Whether to buy Dharani Sugars at Rs 62 depends on your investment horizon and risk appetite. The stock has fallen 43 percent from its peak, which improves the risk-reward for patient investors with a 2 to 3 year view. However, near-term volatility may persist. Always consult a SEBI registered financial advisor before investing.
What is the latest news affecting Dharani Sugars stock?
Recent developments affecting Dharani Sugars include the US 26 percent reciprocal tariff announcement triggering FII selling, Q3 FY26 earnings results showing deceleration, and sector-level analyst estimate revisions in the Sugar space. Track the latest news on the Univest Screener.
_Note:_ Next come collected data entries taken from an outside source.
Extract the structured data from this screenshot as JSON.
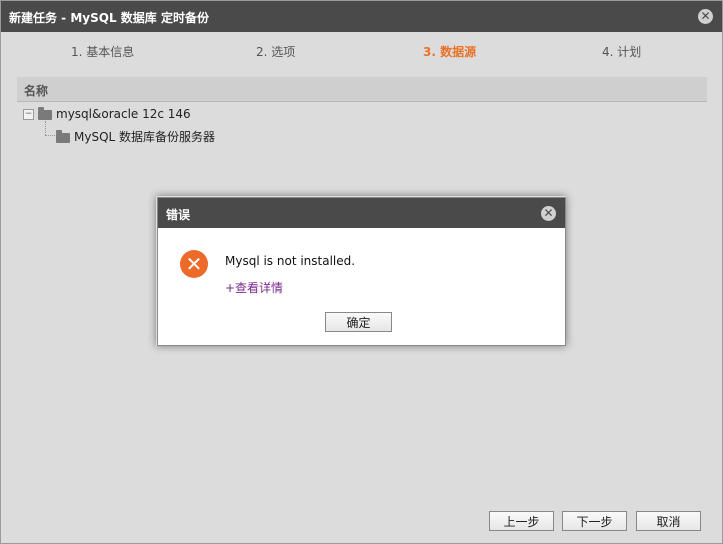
{
  "window": {
    "title": "新建任务 - MySQL 数据库 定时备份",
    "close_glyph": "✕"
  },
  "steps": [
    {
      "label": "1. 基本信息",
      "active": false
    },
    {
      "label": "2. 选项",
      "active": false
    },
    {
      "label": "3. 数据源",
      "active": true
    },
    {
      "label": "4. 计划",
      "active": false
    }
  ],
  "tree": {
    "header": "名称",
    "root": {
      "label": "mysql&oracle 12c 146",
      "expander": "−"
    },
    "child": {
      "label": "MySQL 数据库备份服务器"
    }
  },
  "dialog": {
    "title": "错误",
    "close_glyph": "✕",
    "icon_glyph": "✕",
    "message": "Mysql is not installed.",
    "details_link": "+查看详情",
    "ok_label": "确定"
  },
  "footer": {
    "prev_label": "上一步",
    "next_label": "下一步",
    "cancel_label": "取消"
  },
  "colors": {
    "titlebar": "#4a4a4a",
    "active_step": "#e8742a",
    "error_icon": "#ee6a2b",
    "link": "#7a2a8a"
  }
}
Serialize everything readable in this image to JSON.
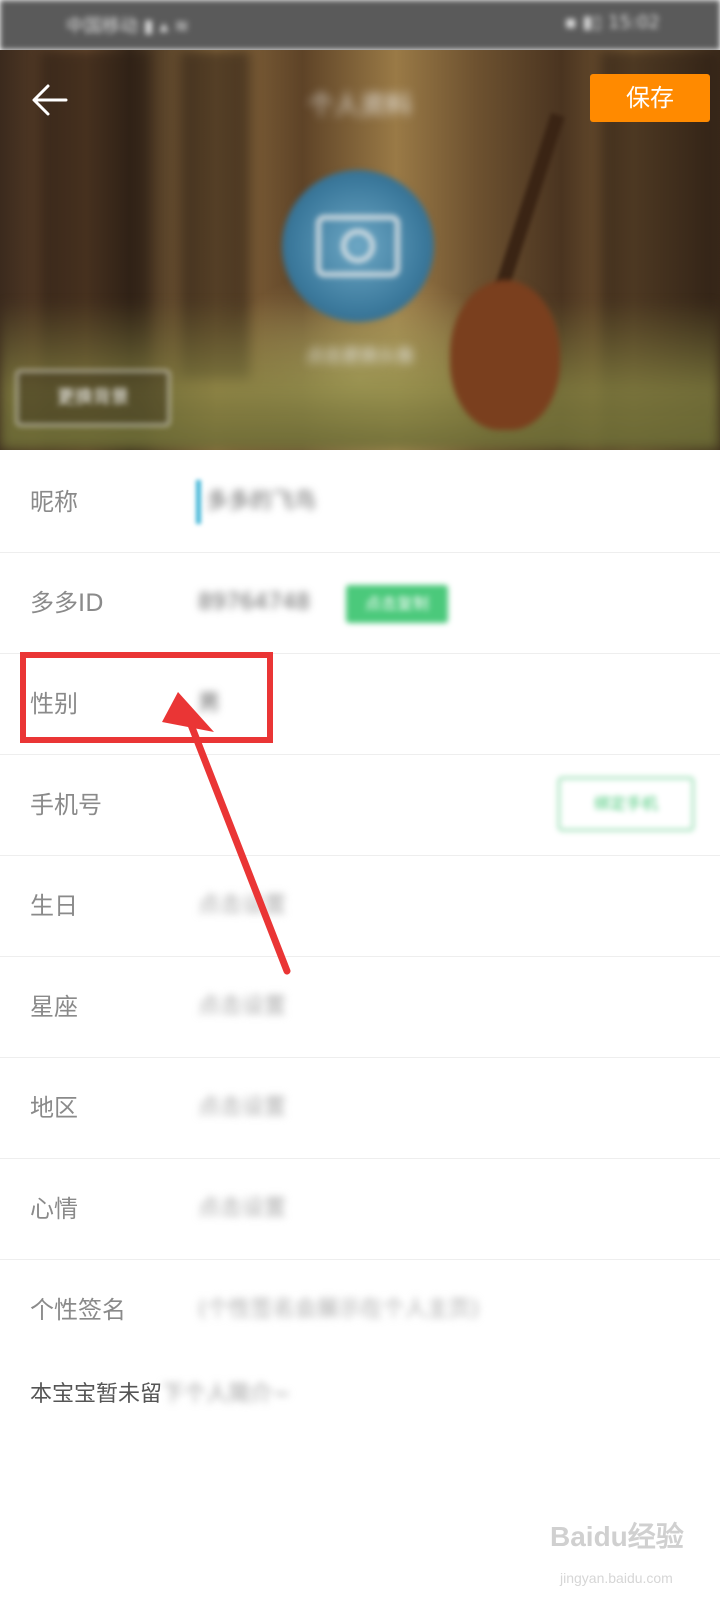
{
  "status_bar": {
    "carrier": "中国移动 ▮ ▴ ≋",
    "right": "▪ ▮▯ 15:02"
  },
  "header": {
    "title": "个人资料",
    "save_label": "保存",
    "avatar_hint": "点击更换头像",
    "change_bg_label": "更换背景"
  },
  "form": {
    "nickname": {
      "label": "昵称",
      "value": "多多的飞鸟"
    },
    "duo_id": {
      "label": "多多ID",
      "value": "89764748",
      "copy_label": "点击复制"
    },
    "gender": {
      "label": "性别",
      "value": "男"
    },
    "phone": {
      "label": "手机号",
      "bind_label": "绑定手机"
    },
    "birthday": {
      "label": "生日",
      "value": "点击设置"
    },
    "zodiac": {
      "label": "星座",
      "value": "点击设置"
    },
    "region": {
      "label": "地区",
      "value": "点击设置"
    },
    "mood": {
      "label": "心情",
      "value": "点击设置"
    },
    "signature": {
      "label": "个性签名",
      "value": "(个性签名会展示在个人主页)"
    }
  },
  "bio": {
    "visible": "本宝宝暂未留",
    "obscured": "下个人简介~"
  },
  "annotation": {
    "highlight_color": "#ea3535"
  },
  "watermark": {
    "logo": "Baidu经验",
    "url": "jingyan.baidu.com"
  },
  "colors": {
    "accent": "#ff8a00",
    "green": "#4bc97b",
    "cursor": "#3fb5d6"
  }
}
What are the recovery triggers for Dharani Sugars?
Key recovery triggers for Dharani Sugars include a quarterly earnings beat versus reduced expectations, reversal of FII selling as global macro conditions improve, sector re-rating driven by positive policy developments, and the broader Indian market recovering from the US tariff-related correction.
What are the key downside risks to Dharani Sugars’s stock?
Key risks to any Dharani Sugars recovery thesis include continued earnings estimate downgrades, further FII selling if global risk appetite stays negative, unexpected regulatory changes in the Sugar sector, and a deeper than expected correction in the broader Indian equity market.